Challenges Pushing Upmarket
Pushing upmarket may require a different sales motion to execute successfully. AssemblyAI is taking steps in this direction with its enterprise announcements in September 2022, but it remains to be seen if it can execute successfully. As of April 2023, AssemblyAI doesn’t offer on-prem solutions, a common requirement for buyers handling sensitive data such as government or healthcare.
Enterprise buyers in automatic speech recognition also have high customization and accuracy requirements. Furthermore, vertical-specific ASR solutions are highly competitive and have established players bundling in ASR to existing product suites. For example, AssemblyAI announced medical-specific features in May 2021. However, with its complicated terminology and sensitive data, healthcare has players such as Microsoft acquired Nuance, and Amazon Alexa. As part of its $28.3 billion acquisition of EHR system Cerner, Oracle announced that it plans to add a “hands-free voice interface to secure cloud applications.” Overcoming such incumbents could prove challenging.
Summary
Voice-enabled features are rapidly becoming consumer and enterprise products, driving demand for speech transcription. However, existing automatic speech recognition and NLP services from cloud providers like Nuance and IBM can be difficult to use and fail to support smaller customers.

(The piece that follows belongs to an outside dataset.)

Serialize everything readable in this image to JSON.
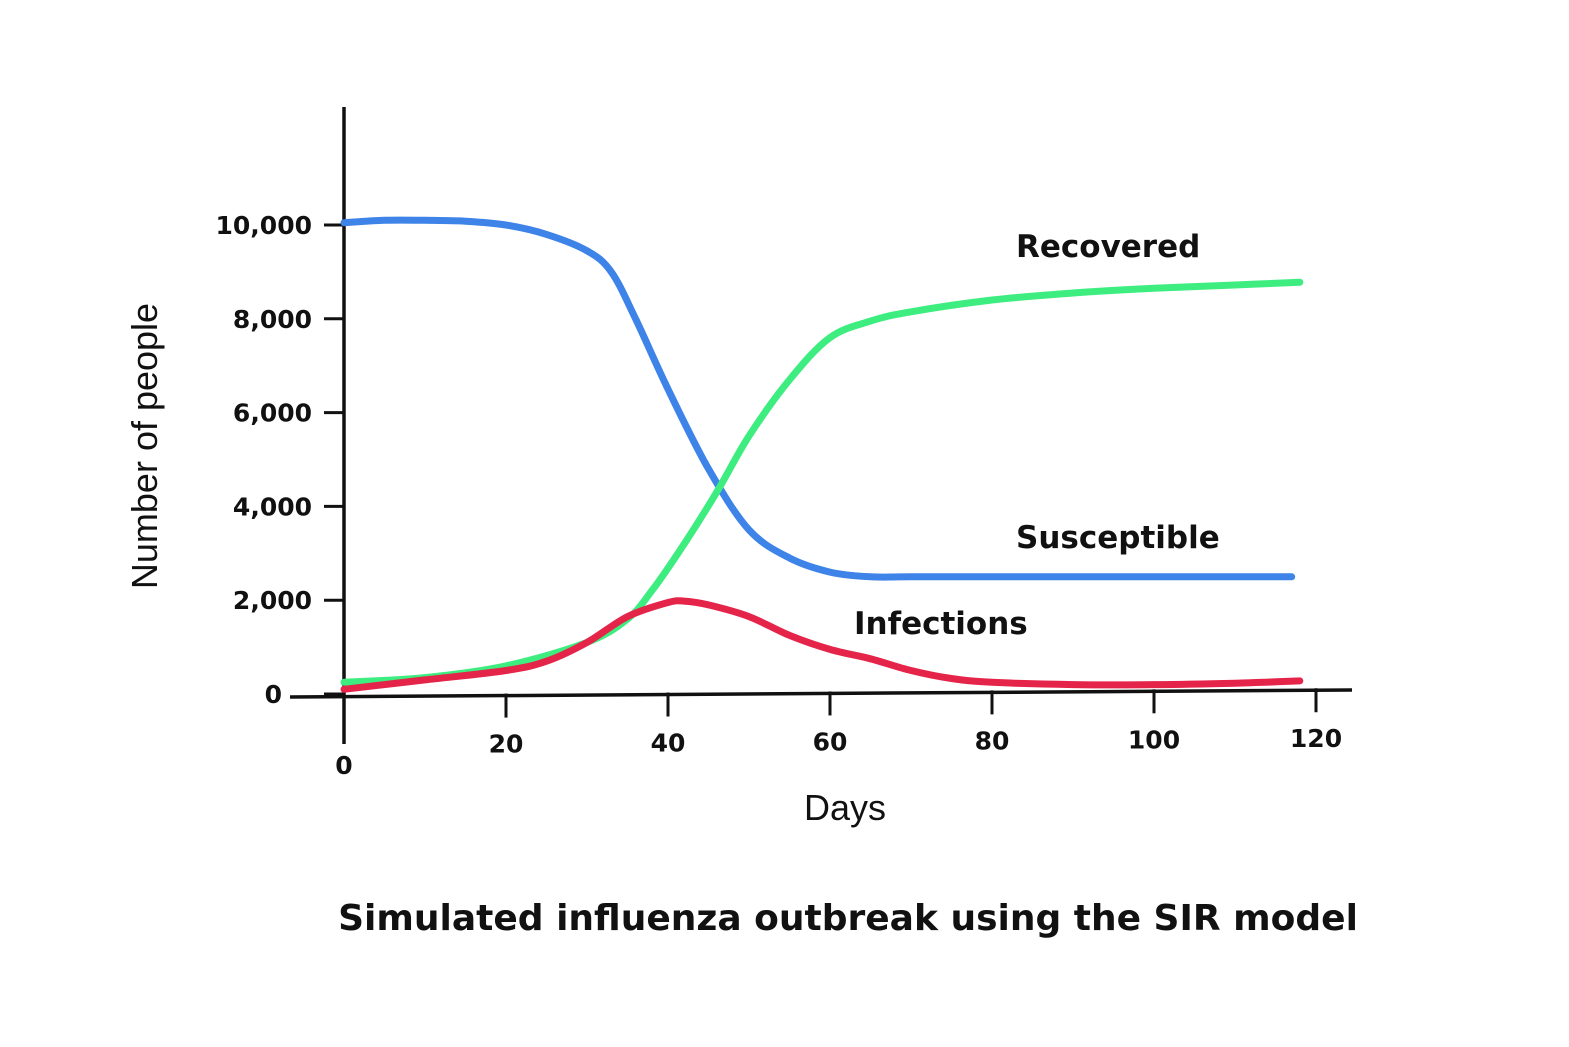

AssemblyAI aims to offer a Stripe or Twilio-like API for transcription and value-added NLP features such as topic detection. It has seen early traction, tripling its revenue and user base from the start of 2022 through July 2022. To keep up with the accelerating rate of AI progress, AssemblyAI invests millions in research and training models. AssemblyAI will need to adjust as it expands its product offering and push upmarket.